I don't  think there is a date code on the fork, but there are many on this site that know more about it than me.


----------



## AndyA (Jul 17, 2020)

CousinQuick:
I don't think that you are in any danger of committing sacrilege or even heresy. Theology is not a factor here. I definitely appreciate wheelbender's point about keeping the Western Flyer intact; however, it appears to be a Murray-built bike and the springer looks like the same one that shows up on Murray-built Spaceliners. I think that if I switched the forks, I would paint each to match the bike it ended up on. So, considering authenticity and history, both bikes should be kept as close to original as is practical. Considering value, I would guess that a Spaceliner with a springer fork would be worth significantly more than a Western Flyer. Considering aesthetics, it's every person for themself. Have fun and let us know the outcome.


----------



## Quick Cal (Jul 17, 2020)

AndyA said:


> CousinQuick:
> I don't think that you are in any danger of committing sacrilege or even heresy. Theology is not a factor here. I definitely appreciate wheelbender's point about keeping the Western Flyer intact; however, it appears to be a Murray-built bike and the springer looks like the same one that shows up on Murray-built Spaceliners. I think that if I switched the forks, I would paint each to match the bike it ended up on. So, considering authenticity and history, both bikes should be kept as close to original as is practical. Considering value, I would guess that a Spaceliner with a springer fork would be worth significantly more than a Western Flyer. Considering aesthetics, it's every person for themself. Have fun and let us know the outcome.

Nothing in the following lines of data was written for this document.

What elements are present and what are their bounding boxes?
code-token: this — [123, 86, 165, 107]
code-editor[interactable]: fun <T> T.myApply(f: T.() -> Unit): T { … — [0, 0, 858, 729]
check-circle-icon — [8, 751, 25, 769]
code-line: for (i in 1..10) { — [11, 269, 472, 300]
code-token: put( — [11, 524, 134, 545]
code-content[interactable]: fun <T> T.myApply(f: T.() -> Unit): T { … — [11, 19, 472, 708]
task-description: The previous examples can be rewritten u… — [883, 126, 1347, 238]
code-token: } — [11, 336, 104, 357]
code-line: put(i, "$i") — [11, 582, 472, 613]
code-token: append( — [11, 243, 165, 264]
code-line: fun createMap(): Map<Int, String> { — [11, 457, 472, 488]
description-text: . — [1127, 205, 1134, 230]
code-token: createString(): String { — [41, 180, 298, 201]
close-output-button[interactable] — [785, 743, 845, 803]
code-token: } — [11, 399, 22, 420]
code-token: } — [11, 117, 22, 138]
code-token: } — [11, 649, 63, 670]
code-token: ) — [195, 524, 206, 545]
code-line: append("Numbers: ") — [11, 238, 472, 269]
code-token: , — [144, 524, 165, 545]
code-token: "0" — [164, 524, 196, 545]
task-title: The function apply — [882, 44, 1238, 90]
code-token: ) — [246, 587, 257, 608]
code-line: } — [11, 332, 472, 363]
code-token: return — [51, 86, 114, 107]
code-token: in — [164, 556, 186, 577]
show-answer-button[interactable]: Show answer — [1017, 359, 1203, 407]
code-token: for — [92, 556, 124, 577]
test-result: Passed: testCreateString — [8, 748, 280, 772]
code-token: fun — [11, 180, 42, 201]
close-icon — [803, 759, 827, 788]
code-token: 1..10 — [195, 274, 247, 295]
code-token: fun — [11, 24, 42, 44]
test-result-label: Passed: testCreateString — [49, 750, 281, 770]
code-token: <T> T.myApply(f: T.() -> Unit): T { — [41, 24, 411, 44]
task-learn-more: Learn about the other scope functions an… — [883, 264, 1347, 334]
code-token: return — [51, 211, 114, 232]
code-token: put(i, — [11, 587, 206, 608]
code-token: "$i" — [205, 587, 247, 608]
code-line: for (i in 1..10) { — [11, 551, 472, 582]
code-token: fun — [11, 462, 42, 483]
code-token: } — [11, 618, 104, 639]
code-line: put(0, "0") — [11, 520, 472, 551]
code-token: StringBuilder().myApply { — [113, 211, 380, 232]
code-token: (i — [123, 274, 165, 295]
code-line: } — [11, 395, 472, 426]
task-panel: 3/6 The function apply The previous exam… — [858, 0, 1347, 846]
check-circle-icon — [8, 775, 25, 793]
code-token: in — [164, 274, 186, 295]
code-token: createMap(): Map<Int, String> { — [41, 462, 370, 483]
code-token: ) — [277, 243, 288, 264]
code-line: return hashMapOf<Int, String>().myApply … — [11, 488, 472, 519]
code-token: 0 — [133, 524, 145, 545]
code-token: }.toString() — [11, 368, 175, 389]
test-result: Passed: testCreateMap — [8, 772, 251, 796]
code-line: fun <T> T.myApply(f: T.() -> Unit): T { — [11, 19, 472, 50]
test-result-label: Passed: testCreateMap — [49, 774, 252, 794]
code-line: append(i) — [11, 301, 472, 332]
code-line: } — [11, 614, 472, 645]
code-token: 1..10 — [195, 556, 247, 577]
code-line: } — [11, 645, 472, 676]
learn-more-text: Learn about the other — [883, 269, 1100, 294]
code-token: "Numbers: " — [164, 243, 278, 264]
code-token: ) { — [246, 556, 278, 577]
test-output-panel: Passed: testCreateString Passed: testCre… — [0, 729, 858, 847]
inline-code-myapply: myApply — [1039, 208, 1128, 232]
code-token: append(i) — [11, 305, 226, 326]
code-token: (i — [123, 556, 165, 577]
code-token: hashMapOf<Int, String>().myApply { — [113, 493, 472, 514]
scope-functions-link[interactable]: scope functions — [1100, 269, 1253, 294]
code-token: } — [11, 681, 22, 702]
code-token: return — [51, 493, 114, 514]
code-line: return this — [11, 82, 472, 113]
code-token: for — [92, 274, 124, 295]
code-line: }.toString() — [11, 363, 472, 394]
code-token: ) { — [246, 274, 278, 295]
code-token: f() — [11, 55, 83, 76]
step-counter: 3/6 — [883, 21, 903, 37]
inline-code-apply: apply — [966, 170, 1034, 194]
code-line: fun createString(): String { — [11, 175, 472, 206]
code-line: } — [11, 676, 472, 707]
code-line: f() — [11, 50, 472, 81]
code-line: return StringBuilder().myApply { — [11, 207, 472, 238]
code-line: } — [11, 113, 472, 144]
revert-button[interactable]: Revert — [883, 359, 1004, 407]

Since my spaceliner is a base model that never came with a springer, as far as value goes, would a purist collect say That the springer adds no value. It's a piece together.


----------



## Rivnut (Jul 17, 2020)

The model number (not serial number) stamped into the rear dropout will give you a way to a purist.  Model numbers on Sears bikes are very specific as to what they were originally.


----------



## BrentP (Jul 18, 2020)

I wouldn't worry too much about swapping the fork.  If you want to remain pure, you will need to fix the chain guard and the current fork anyway, and swap to an original saddle (chain guard should be chrome and the decal on the fork is wrong).









						Models 46303, 46343, 46323 1964-68 Sears Spaceliner
					

1964-68 Sears Spaceliner, Model No. 46303 (also 46343, 46323). Men's Entry-level' (painted-frame) model.  	 	The straight-tank, painted frame models were the only Spaceliner designs that were produced for the entire five years of the Spaceliner run. 	 	Distinguishing specifications of 46303 are...




					www.flickr.com


----------



## Archie Sturmer (Jul 18, 2020)

I agree with @wheelbender6, and I like the black Western Auto bike as-is.


----------



## rustjunkie (Jul 18, 2020)

doesn’t seem that it would be too tough to find a loose fork? 
prolly not very expensive either


----------



## Rivnut (Jul 18, 2020)

Don't feel that you have to have a bike like everyone else's.  That black bike is bitchin' on its own.  Clean it up and ride it.


----------



## Quick Cal (Jul 20, 2020)

BrentP said:


> I wouldn't worry too much about swapping the fork.  If you want to remain pure, you will need to fix the chain guard and the current fork anyway, and swap to an original saddle (chain guard should be chrome and the decal on the fork is wrong).
> 
> 
> 
> ...





The bike has been painted, so the forks are original, but painted. Triangles just masked off and painted on,,,lol. Nothing I can do about that. 

I did all ready have a chain gurd on the way. Just got it today. Also got a Troxel seat. Don't know if it's original, but it's better than what was on there and it was only $15.


----------



## AndyA (Jul 20, 2020)

Uncle Cal:
Nice job! Saddles for boys' Spaceliners and Flightliners typically were black with white piping. See first pic of Spaceliner below. To simulate this on my Flightliner, I painted the bottom edge of a replacement saddle as shown in the second pic. Have fun!


----------